Патрульный катер не двигался. Аркадий видел огни вдоль пляжа казино. Яхт-клуб по-прежнему ярко сиял.
Он смог вскарабкаться на борт «Гавилана», но больше сил ни на что не хватило. Аркадий посмотрел на звезды, роящиеся над головой, и уплыл во тьму, которая поглотила его.
28
В апреле неожиданно выпал снег. Он запорошил улицы, кружился на перекрестках. Грузовики двигались по набережной с дальним светом — зимняя привычка, отделаться от которой было не проще, чем от самой зимы.
Аркадий вышел из министерства обороны на Фрунзенской набережной и спустился к воде в надежде на то, что возле реки воздух чище. Но в городе от выхлопных газов никуда не денешься. Та же пелена, смешавшаяся со снегом в обычный городской коктейль. Уличные фонари раскачивали круги света из стороны в сторону. Заснеженные здания на набережной были похожи на собственные гравюры. Мутная вода в реке, смешанная со льдом, билась о каменные плиты.
Он прошел примерно квартал, прежде чем заметил человека в инвалидной коляске. «Непросто ему в такую погоду, — подумал он, — когда колеса скользят по мокрому тротуару, объезжая бомжей, расположившихся на набережной». Аркадий посторонился, чтобы пропустить инвалида, и только тогда узнал его.
— Весна в Арктике, — Эрасмо был в теплой парке, лыжной шапке и мокрых кожаных перчатках. Он смахнул снег с бороды и с отвращением посмотрел на пар, вырывающийся изо рта. — Как вы это терпите?
— Мы все время в движении.
Эрасмо в парке выглядел массивным, но бодрым и здоровым, как только кубинцам удавалось выглядеть в Москве. Он протянул руку, но Аркадий отказался пожать ее.
— Что вы здесь делаете? — спросил Аркадий.
— Участвую в переговорах по сахарному контракту.
— Ну, конечно же.
— Не надо так, — сказал Эрасмо. — Я в Москве всего на один день. Я звонил вам в офис, мне сказали, что я, возможно, найду вас здесь.
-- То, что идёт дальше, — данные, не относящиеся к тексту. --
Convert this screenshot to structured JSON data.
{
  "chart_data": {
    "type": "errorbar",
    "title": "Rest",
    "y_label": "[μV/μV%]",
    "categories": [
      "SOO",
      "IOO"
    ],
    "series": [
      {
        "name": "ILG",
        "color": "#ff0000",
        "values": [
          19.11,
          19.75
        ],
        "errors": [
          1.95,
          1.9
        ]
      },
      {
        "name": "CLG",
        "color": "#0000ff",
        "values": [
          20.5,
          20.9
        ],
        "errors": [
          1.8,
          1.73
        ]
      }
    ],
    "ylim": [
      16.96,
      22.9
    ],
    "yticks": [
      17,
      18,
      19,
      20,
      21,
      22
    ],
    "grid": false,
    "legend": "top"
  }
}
Где ваше хваленое русское гостеприимство?
— Ну, тогда я познакомлю вас с русской действительностью, — Аркадий пошел чуть медленнее. Эрасмо катил рядом. — Смотрите. «Ягуар» 98 года — банкир, который перегоняет доллары из Москвы в страны Гольфстрима. «Мерседес» 91 года — замминистра или мафиози средней руки. Этот бездомный под уличным фонарем может быть совершенно безобидным, а может оказаться офицером разведки. Кто знает?
— Ну да, признаю, — сказал Эрасмо, — где бы еще позволили жить русскому шпиону, как не в доме своего агента. Это элементарно. Я пытался предупредить вас тогда, на кладбище. В ресторане я сказал, чтобы вы бросили это. Вы могли остановиться после того, как нашли Монго.
— Нет.
— С вами невозможно спорить. Никакого компромисса. Как рука?
— Перелома нет, спасибо. Отметка на память о солнечной Кубе.
— Я вас еле узнал. Вы в куртке, как и я. А где же ваше замечательное пальто?
— Пальто действительно замечательное, но я берегу его. Изредка надеваю, в особых случаях.
— Вы живы, и это главное.
— Но не вашими молитвами. Почему вы это сделали, Эрасмо? Зачем заманили своих друзей в ловушку? Что случилось с отважным героем из Анголы?
— У меня не было выбора. В конце концов, офицеры вечно устраивают заговоры. Когда угроза исходит от людей, с которыми я служил, которых я люблю, я стараюсь снизить риск потерь, насколько могу. По крайней мере, никто не погиб.
— Ни один?
— Очень немногие. Я ничего не знал о делах О’Брайена и Мостового.
— Вы подсунули им меня, как наживку.
— Ну, вы смогли доказать, что совсем не годитесь на роль наживки. Бедный Бугай.
— Он все еще жив.
— Ради бога, нет ли у вас сигареты?
Снегопад усилился. Аркадий повернулся спиной к ветру, прикурил две сигареты и дал одну Эрасмо. Тот затянулся и закашлялся, его легкие взбунтовались против русского табака. Он оглядел улицу, пешеходов, дворников, расчищающих лопатами снег…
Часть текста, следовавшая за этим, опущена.